Wednesday, April 01, 2009

Phoenix takes biggest hit in home price index

Housing prices in 20 major cities fell at record monthly and annual levels in January, and Phoenix has the dubious distinction of leading the declines, according to the S&P Case-Shiller Home Price Index.

The private report released Tuesday shows prices down 2.8 percent from December nationally and 19 percent from a year earlier. While those are record losses, they pale in comparison to the 35 percent annual drop in home values in the Phoenix metro area. Las Vegas was close behind with a drop of 32.5 percent.

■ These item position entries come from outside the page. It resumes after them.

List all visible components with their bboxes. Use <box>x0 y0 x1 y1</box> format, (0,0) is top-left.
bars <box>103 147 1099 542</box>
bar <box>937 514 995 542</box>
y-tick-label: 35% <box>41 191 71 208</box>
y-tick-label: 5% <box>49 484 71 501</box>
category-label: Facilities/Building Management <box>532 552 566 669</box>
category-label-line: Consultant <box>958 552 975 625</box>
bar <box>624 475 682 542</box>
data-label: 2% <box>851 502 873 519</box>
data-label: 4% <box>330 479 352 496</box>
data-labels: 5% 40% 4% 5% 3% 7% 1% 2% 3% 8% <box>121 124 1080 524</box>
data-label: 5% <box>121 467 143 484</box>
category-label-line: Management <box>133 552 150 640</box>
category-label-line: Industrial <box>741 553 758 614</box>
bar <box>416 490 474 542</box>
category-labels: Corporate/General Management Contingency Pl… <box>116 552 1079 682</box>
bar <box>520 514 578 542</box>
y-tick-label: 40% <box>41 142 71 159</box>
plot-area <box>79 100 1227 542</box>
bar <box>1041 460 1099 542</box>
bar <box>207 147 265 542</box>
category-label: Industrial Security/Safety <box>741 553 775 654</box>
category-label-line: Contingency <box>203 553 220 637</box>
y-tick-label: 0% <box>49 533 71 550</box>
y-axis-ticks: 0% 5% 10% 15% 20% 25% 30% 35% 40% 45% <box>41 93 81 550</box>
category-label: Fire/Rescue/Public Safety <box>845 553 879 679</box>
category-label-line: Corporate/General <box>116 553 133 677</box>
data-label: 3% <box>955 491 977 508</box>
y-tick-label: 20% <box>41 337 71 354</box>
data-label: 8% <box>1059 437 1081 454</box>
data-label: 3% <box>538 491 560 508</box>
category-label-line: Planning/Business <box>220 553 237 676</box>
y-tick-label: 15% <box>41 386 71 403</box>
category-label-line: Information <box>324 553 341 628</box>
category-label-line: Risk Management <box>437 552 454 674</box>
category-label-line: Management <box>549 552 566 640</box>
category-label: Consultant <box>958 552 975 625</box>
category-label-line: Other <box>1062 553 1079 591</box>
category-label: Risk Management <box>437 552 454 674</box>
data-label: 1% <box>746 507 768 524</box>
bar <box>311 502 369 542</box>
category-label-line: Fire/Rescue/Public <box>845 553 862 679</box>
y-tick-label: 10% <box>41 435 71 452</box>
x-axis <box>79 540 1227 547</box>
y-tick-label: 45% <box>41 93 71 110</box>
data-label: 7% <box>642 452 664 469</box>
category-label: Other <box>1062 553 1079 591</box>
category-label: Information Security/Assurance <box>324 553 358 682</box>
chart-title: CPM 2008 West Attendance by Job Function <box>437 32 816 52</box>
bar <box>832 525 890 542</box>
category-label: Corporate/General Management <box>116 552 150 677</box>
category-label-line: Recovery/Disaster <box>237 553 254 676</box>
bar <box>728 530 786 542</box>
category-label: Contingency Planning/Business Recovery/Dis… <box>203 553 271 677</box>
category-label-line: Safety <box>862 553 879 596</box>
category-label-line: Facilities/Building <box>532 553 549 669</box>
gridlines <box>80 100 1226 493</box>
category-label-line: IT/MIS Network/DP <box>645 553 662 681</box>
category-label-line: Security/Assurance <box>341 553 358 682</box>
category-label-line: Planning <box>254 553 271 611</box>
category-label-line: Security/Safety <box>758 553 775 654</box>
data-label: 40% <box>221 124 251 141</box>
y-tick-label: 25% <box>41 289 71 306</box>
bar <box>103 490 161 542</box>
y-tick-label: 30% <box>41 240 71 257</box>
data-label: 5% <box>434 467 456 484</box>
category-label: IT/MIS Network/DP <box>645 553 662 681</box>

San Francisco and Miami were next.

The S&P Case-Shiller index compares price changes recorded when homes are resold.

The 20-city index has fallen for 30 straight months. Month-over-month home prices fell in all 20 markets during January and are now at late 2003 levels.

All told, prices have plunged 29 percent nationally since they peaked during the second quarter of 2006, according to Case-Shiller. Average Phoenix home prices are off 48.5 percent from the peak, a bigger drop than in any metro area. Other major losses were absorbed by: Las Vegas, Miami, San Francisco and San Diego. Each has seen home prices decline more than 40 percent from their peaks.

All 20 index cities were in negative territory, with Dallas being the least affected at a loss of 4.9 percent.